Gold standard has been often claimed to be the liberal panacea as regard to monetary regimes. I myself believed it for quite a long time.  However,  the study of monetary history in a broader and longer perspective has made me change my mind on this question. In relation to the gold standard, Milton Friedman (1) made a very interesting critique from a liberal perspective in the paper presented at the Mont Pelerin Society in 1961. His work, “Real Versus Pseudo Gold Standards” is a true challenge for all those who beleive that the classical gold standard was (and still is) a panacea. As Friedman remarked, it is difficult for a pro free-market economy to put the label of “liberal” to a monetary regime in which the State fixed the price of one specific good (in this case, the covertibility rate between the bank notes and the gold held by the central bank). In his view, the belief of the classical gold standard as part of the main liberal body of theories is the result of the traditional involvement of the State in the monetary field; as a result, we cannot even think of a monetary system in which the price of gold were not determined by the State, but by the competitive dynamic of different issuers of bank money and money holders themselves.

And this is the sort of the debate that I introduced in the last meetting of the “ANR DAMIN” Project (coordinated by Prof. Georges Depeyrot, CNRS, Paris), entitled Silver Monetary Depreciation and International Relations, hold in Paris last January. It was an extraordinary  meeting with experts and very good colleagues in the area of contemporary monetary history; and my proposal to talk about a competitive gold standard monetary system was received with some surprise at first. Then, once the question was properly set and introduced, we did develop a very interesting debate on the feasability of a monetary regime not necesarilly monopolised by the State; one in which, different issuers of paper money, backed with gold, were able to compete to provide the best means of payment.
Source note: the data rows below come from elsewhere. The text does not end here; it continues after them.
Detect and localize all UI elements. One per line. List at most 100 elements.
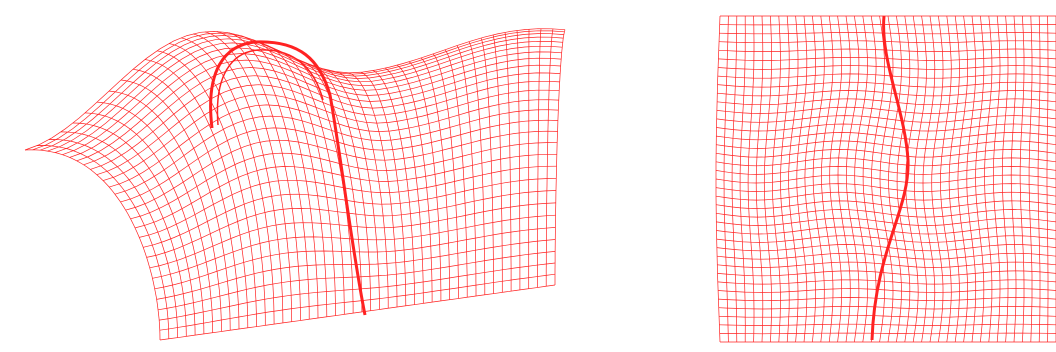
mesh-line xyxy=(829,15,843,343)
mesh-line xyxy=(993,15,1001,343)
mesh-line xyxy=(135,153,557,229)
mesh-line xyxy=(719,32,1056,35)
mesh-line xyxy=(718,40,1056,44)
mesh-line xyxy=(717,279,1056,285)
mesh-line xyxy=(717,73,1056,79)
mesh-line xyxy=(862,15,877,343)
mesh-line xyxy=(90,72,561,170)
mesh-line xyxy=(432,53,459,299)
mesh-line xyxy=(716,123,1056,132)
mesh-line xyxy=(54,40,563,153)
mesh-line xyxy=(763,15,772,343)
mesh-line xyxy=(62,45,563,156)
mesh-line xyxy=(216,31,301,321)
mesh-line xyxy=(48,139,178,338)
mesh-line xyxy=(159,284,556,341)
mesh-line xyxy=(492,34,503,293)
mesh-line xyxy=(716,191,1056,201)
mesh-line xyxy=(854,15,868,343)
mesh-line xyxy=(719,332,1056,335)
mesh-line xyxy=(159,273,556,331)
mesh-line xyxy=(718,314,1056,318)
mesh-line xyxy=(537,28,542,288)
mesh-line xyxy=(772,15,781,343)
mesh-line xyxy=(718,288,1056,293)
mesh-line xyxy=(747,15,755,343)
mesh-line xyxy=(84,112,205,334)
mesh-line xyxy=(168,43,266,326)
mesh-line xyxy=(716,209,1056,218)
mesh-line xyxy=(931,15,944,343)
mesh-line xyxy=(984,15,993,343)
mesh-line xyxy=(716,132,1056,141)
mesh-line xyxy=(554,29,566,285)
mesh-line xyxy=(716,235,1056,243)
mesh-line xyxy=(139,165,557,238)
mesh-line xyxy=(83,64,561,166)
mesh-line xyxy=(718,56,1056,61)
mesh-line xyxy=(717,270,1056,277)
mesh-line xyxy=(125,130,558,211)
mesh-line xyxy=(39,33,564,151)
mesh-line xyxy=(718,297,1056,302)
mesh-line xyxy=(837,15,851,343)
mesh-line xyxy=(96,80,560,176)
mesh-line xyxy=(731,15,738,343)
mesh-line xyxy=(780,15,790,343)
mesh-line xyxy=(718,65,1056,70)
mesh-line xyxy=(716,226,1056,235)
mesh-line xyxy=(1037,15,1041,343)
mesh-line xyxy=(102,89,560,181)
mesh-line xyxy=(76,57,562,162)
mesh-line xyxy=(716,140,1056,149)
mesh-line xyxy=(940,15,952,343)
mesh-line xyxy=(717,98,1056,106)
mesh-line xyxy=(1046,15,1049,343)
mesh-line xyxy=(718,48,1056,52)
mesh-line xyxy=(47,36,564,152)
mesh-line xyxy=(718,306,1056,310)
mesh-line xyxy=(1001,15,1009,343)
mesh-line xyxy=(913,15,927,343)
mesh-line xyxy=(149,202,556,269)
mesh-line xyxy=(717,252,1056,260)
mesh-line xyxy=(716,149,1056,158)
mesh-line xyxy=(716,217,1056,226)
mesh-line xyxy=(717,81,1056,88)
mesh-line xyxy=(372,70,415,305)
mesh-line xyxy=(922,15,936,343)
mesh-line xyxy=(1019,15,1025,343)
mesh-line xyxy=(717,261,1056,268)
mesh-line xyxy=(69,51,562,158)
mesh-line xyxy=(723,15,729,343)
mesh-line xyxy=(719,23,1056,26)
mesh-line xyxy=(716,115,1056,123)
mesh-line xyxy=(504,32,512,292)
mesh-line xyxy=(715,174,1056,184)
mesh-line xyxy=(716,157,1056,167)
mesh-line xyxy=(715,166,1056,175)
mesh-line xyxy=(716,106,1056,114)
mesh-line xyxy=(717,90,1056,97)
mesh-line xyxy=(143,177,557,248)
mesh-line xyxy=(812,15,825,343)
mesh-line xyxy=(1028,15,1033,343)
seam-arch xyxy=(209,40,367,316)
mesh-line xyxy=(120,119,558,203)
mesh-line xyxy=(159,262,556,321)
mesh-line xyxy=(468,41,486,295)
mesh-line xyxy=(845,15,860,343)
mesh-line xyxy=(36,145,170,339)
mesh-line xyxy=(480,37,494,294)
mesh-line xyxy=(545,28,554,287)
mesh-line xyxy=(888,15,902,343)
mesh-line xyxy=(240,35,319,319)
seam-line xyxy=(870,15,910,341)
right-mesh xyxy=(715,15,1056,343)
left-mesh xyxy=(24,28,566,341)
mesh-line xyxy=(384,67,424,304)
seam-arch-inner xyxy=(216,49,324,126)
mesh-line xyxy=(158,251,556,311)
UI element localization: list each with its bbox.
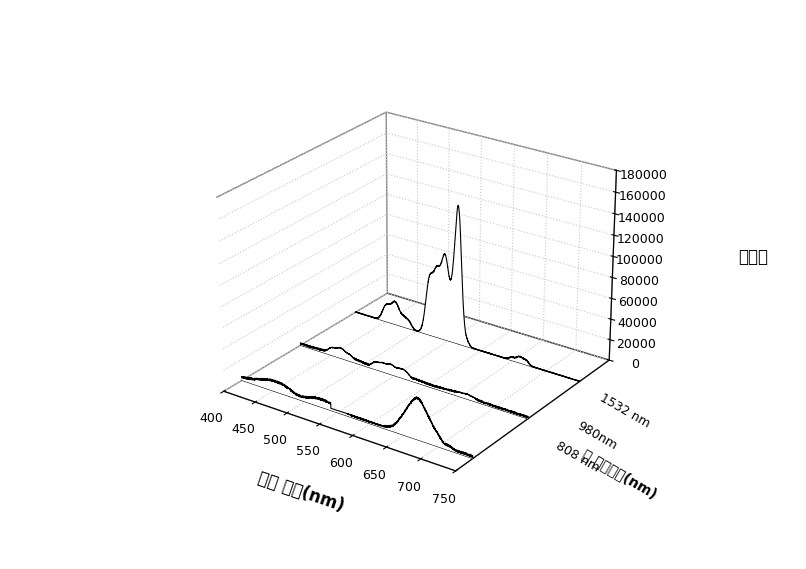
Text: 1532 nm: 1532 nm	[597, 391, 652, 431]
Text: 激 发光波长(nm): 激 发光波长(nm)	[580, 447, 659, 501]
X-axis label: 发射 波长(nm): 发射 波长(nm)	[256, 468, 347, 515]
Text: 808 nm: 808 nm	[553, 439, 601, 475]
Text: 980nm: 980nm	[575, 419, 620, 452]
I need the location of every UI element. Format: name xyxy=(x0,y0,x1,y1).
Under this system, as Friedman masterly stated, there is no need to claim for a fixed priced for gold, as its price will vary in the market everyday according to its demand and supply(ies).

Let me clarify that, even though under the control of the State, I do take the classical gold standard as a stable monetary system, with a remarkable record of long term price stability and economic growth from 1870 to 1914. And this is much more the case in light of the much more discretionary monetary regimes  that we have experienced since the abandonment of the gold standard in the last century; under purely fiat monetary systems, we have seen during the so-called “Keynesian years” how money supply was taken as another tool in the hands of the policy-makers to finance excessive and recurrent fiscal deficits, with the expected and undesirable results in terms of higher and more volatile inflation, and thus more uncertainty in the markets.

The debate can be found in the following link: http://www.anr-damin.net/spip.php?article31#outil_sommaire_1

(please, go to the last Saturday video, “Final Debate of the Round Table”; the debate on this question is in the middle of the recording)

Juan Castañeda

(1) I am grateful to Prof. Pedro Schwartz for his suggestion to read it several years ago.